Aż się zdziwiłem, że tak mało miejsca poświęciliście serii Splinter Cell, ale to chyba wina tego, że jest teraz zupełnie zapomniana. Wciąż liczę, ze Ubisoft nas zaskoczy i powstanie remake Splinter Cella. Ta stara trylogia jest dla mnie bezkonkurencyjna jeśli chodzi o skradanki. Ile satysfakcji dawało pokonanie poziomu bez zabijania i wykrycia przez wroga. Te późniejsze odsłony już niestety nie przypadły mi do gustu ze względu na odejście od skradania na rzecz akcji. Zgodzę się z Marcinem o tym, że skradanka powinna karać za podejście typu "Rambo". Splinter Cell (pierwsza trylogia) był pod tym względem bardzo restrykcyjny: po trzech wywołanych alarmach misja kończyła się porażką, a w niektórych nie można było wywołać alarmu ani razu. Po każdej misji były przecież przyznawane punkty za ilość zabitych/obezwładnionych wrogów. PS. UV wspomina o skradaniu w Cyberpunku. Przeszedłem całą grę skradającym się netrunnerem i było to bardzo przyjemne doświadczenie. Wrogich netrunnerów namierzających gracza się po prostu kontrowało hackami.

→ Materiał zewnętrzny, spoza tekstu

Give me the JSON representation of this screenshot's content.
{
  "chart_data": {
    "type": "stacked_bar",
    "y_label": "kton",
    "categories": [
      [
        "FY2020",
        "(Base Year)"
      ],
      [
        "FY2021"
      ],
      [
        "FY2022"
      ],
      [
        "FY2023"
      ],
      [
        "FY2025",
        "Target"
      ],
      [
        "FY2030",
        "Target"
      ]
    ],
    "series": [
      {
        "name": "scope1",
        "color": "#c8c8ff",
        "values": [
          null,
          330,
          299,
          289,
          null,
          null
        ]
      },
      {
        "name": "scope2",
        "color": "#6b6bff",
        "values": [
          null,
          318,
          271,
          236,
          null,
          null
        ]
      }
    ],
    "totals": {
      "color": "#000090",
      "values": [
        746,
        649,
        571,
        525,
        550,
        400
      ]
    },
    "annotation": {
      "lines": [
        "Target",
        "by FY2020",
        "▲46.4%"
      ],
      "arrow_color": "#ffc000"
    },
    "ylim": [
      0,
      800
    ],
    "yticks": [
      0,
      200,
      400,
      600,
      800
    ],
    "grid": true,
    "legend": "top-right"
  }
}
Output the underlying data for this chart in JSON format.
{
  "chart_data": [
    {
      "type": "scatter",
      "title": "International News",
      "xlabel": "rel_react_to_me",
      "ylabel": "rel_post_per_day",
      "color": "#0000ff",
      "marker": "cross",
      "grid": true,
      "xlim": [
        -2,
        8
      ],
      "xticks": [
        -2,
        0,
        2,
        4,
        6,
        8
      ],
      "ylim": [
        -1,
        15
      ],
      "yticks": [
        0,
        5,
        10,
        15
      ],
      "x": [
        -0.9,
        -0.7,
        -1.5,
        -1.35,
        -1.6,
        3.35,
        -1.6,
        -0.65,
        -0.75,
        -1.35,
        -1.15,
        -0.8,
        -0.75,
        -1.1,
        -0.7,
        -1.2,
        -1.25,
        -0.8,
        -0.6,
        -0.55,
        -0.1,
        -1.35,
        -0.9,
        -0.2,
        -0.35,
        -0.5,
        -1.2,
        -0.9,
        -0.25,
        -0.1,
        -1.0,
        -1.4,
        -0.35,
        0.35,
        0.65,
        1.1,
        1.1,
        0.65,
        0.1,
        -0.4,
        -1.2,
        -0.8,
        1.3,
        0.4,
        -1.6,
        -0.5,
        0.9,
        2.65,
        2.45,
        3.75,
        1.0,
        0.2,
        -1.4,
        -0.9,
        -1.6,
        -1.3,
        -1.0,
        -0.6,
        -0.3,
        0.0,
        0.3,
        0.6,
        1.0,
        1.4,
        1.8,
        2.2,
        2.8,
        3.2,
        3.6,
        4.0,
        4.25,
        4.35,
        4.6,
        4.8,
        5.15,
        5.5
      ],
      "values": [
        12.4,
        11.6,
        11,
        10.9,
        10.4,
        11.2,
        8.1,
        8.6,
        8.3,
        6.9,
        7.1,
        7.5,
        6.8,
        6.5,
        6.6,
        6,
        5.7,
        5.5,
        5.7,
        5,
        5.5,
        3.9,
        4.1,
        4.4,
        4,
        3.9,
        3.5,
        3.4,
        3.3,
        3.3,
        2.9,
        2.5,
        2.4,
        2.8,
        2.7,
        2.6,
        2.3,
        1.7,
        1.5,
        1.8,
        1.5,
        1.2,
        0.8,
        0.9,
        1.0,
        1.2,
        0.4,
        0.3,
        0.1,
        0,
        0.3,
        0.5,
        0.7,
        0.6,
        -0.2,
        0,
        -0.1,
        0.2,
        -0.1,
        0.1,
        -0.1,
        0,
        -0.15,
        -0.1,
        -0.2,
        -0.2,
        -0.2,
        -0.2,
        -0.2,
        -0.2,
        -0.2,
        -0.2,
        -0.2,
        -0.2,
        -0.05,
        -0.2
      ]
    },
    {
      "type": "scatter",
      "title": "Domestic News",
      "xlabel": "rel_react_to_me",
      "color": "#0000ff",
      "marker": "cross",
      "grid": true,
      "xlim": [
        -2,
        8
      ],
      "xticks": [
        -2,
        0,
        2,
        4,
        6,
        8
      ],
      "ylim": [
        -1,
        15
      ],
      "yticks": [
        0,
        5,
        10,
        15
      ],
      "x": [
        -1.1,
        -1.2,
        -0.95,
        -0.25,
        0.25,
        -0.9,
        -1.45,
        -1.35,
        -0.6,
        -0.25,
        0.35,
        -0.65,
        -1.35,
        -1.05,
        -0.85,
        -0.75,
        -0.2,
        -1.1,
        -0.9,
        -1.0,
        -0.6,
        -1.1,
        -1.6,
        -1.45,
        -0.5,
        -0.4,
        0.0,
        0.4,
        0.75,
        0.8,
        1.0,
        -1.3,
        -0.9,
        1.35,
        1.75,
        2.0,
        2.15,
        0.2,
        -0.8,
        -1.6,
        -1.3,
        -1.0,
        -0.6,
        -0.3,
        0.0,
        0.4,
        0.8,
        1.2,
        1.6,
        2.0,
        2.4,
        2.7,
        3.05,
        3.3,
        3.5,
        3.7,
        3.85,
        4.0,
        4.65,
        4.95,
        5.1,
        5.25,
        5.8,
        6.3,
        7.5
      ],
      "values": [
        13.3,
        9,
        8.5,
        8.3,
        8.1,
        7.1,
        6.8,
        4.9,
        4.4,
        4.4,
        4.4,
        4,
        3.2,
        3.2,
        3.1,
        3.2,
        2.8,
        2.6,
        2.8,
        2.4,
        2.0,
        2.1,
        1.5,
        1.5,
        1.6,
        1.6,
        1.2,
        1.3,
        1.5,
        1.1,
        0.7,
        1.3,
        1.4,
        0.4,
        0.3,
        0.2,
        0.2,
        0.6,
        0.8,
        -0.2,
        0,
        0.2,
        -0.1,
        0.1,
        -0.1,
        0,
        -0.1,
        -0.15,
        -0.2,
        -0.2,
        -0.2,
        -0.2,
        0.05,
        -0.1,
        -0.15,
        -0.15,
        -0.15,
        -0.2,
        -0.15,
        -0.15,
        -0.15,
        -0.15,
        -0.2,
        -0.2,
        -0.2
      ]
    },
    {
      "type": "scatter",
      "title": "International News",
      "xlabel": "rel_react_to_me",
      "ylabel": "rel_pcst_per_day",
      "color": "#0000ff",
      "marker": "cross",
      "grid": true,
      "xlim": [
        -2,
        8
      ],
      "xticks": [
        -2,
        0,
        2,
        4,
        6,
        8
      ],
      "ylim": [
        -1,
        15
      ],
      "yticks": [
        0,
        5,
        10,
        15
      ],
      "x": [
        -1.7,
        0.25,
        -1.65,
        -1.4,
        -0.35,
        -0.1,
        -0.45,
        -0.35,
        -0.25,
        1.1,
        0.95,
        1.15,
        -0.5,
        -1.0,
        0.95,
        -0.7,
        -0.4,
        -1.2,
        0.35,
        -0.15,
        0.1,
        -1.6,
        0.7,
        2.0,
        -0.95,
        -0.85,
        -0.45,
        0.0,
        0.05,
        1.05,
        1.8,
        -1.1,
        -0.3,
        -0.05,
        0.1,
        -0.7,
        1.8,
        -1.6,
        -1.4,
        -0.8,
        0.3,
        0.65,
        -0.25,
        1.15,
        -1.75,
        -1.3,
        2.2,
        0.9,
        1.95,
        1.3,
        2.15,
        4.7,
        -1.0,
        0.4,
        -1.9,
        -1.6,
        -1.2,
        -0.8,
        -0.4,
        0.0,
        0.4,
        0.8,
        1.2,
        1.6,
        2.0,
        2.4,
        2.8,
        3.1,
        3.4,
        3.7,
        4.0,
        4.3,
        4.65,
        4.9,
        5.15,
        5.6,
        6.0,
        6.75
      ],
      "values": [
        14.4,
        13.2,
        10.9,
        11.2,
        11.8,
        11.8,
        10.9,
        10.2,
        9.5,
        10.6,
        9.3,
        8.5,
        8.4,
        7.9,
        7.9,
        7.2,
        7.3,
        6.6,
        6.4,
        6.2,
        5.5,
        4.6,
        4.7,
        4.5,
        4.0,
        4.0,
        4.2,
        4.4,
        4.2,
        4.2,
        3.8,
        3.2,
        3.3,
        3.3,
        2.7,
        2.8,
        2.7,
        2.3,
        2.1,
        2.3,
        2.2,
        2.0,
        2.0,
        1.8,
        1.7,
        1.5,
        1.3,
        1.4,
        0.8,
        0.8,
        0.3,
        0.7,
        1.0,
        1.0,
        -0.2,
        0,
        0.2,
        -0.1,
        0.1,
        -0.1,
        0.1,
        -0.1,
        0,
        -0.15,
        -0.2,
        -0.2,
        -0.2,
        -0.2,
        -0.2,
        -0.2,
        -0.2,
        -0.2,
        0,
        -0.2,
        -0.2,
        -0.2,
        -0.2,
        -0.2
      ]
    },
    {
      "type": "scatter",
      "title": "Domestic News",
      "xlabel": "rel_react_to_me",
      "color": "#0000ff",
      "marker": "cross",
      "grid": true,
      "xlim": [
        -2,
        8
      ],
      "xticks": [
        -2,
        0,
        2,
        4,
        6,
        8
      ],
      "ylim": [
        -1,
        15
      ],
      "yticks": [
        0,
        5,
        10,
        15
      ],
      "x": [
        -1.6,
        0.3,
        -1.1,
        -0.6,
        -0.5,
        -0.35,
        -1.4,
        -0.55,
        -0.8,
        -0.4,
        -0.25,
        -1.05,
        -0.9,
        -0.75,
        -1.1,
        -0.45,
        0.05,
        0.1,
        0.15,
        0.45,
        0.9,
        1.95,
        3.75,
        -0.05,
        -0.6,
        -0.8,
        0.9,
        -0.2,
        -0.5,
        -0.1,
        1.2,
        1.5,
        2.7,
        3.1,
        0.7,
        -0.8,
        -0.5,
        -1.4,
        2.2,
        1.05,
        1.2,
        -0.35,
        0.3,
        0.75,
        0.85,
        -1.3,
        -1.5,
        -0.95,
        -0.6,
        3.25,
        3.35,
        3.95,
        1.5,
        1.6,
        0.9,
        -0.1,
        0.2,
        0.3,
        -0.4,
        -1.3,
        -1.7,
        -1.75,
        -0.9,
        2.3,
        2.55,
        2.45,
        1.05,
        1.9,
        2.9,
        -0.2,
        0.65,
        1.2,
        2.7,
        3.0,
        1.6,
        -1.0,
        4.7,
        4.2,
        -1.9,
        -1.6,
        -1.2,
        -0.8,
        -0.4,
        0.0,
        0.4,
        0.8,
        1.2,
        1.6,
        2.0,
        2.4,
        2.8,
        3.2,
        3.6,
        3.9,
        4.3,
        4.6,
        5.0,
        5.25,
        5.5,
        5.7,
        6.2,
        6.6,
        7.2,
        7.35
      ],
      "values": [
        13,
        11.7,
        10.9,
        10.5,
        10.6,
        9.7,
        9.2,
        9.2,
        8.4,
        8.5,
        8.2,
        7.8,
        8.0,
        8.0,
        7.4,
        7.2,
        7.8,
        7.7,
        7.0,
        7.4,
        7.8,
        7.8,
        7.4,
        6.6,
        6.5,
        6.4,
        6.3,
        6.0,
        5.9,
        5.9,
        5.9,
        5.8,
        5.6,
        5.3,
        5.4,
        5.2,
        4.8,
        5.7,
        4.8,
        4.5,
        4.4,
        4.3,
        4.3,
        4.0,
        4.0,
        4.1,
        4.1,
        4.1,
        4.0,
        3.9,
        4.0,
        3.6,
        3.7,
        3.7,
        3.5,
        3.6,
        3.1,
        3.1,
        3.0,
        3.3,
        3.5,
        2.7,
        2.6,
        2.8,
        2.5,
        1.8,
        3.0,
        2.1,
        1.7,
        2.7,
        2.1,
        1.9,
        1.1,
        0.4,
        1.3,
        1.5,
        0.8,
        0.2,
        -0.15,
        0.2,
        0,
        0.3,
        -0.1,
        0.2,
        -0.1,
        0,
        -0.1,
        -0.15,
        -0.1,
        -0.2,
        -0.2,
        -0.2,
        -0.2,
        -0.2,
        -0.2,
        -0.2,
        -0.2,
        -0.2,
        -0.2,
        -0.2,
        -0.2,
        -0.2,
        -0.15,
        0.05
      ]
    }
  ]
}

Rok temu odkryłem ciekawą, wymagającą indyczą skradankę akcji Intravenous z widokiem z góry. Mechaniki ze starych Splinter cellów, poziom widoczności, poziom hałasu. AI nawet lepsze niż w nie jednym AAA. Nacisk raczej na granie po cichu, bo jak się zrobi gorąco to łatwo można zginąć.
Jedyne współczesne skradanki, gdzie skradanie jest jedynym wyjściem a walka jest niemożliwa albo prawie niemożliwa jakie znam, to Styx Master of Shadows oraz Aragami. Może jeszcze dodał bym Assassin's Creed Chronicles z side-scrollowych skradanek. Gatunek gier stricte o skradaniu właściwie wymarł. Oczywiście, w każdej grze teraz jest możliwośc działania w skryciu, ale jest to opcjonalna funkcja i mocno uproszczona. Może remake MGS3 i Splinter Cella, który rzekomo nadal powstaje, przywrócą skradanki znowu do mainstreamu
Wspomnieliście o tym czy skradanki jako takie faktycznie są jedynie skradankami czy to dziś już raczej gatunek hybrydowy. Dobrym przykładem nowożytnych skradanek zaprojektowanych jedynie na skradanie są obie części STYX. Gra z niższego segmentu, ale w swoim fachu dobrze zrobiona, dość wymagająca. Jakakolwiek walka bezpośrednia nie miała tam kompletnie żadnego sensu. Polecam, przyzwoite mechaniki, fajne zdolności bohatera (trochę jak z Dishonored), a goblin okazał się ciekawym protagonistą.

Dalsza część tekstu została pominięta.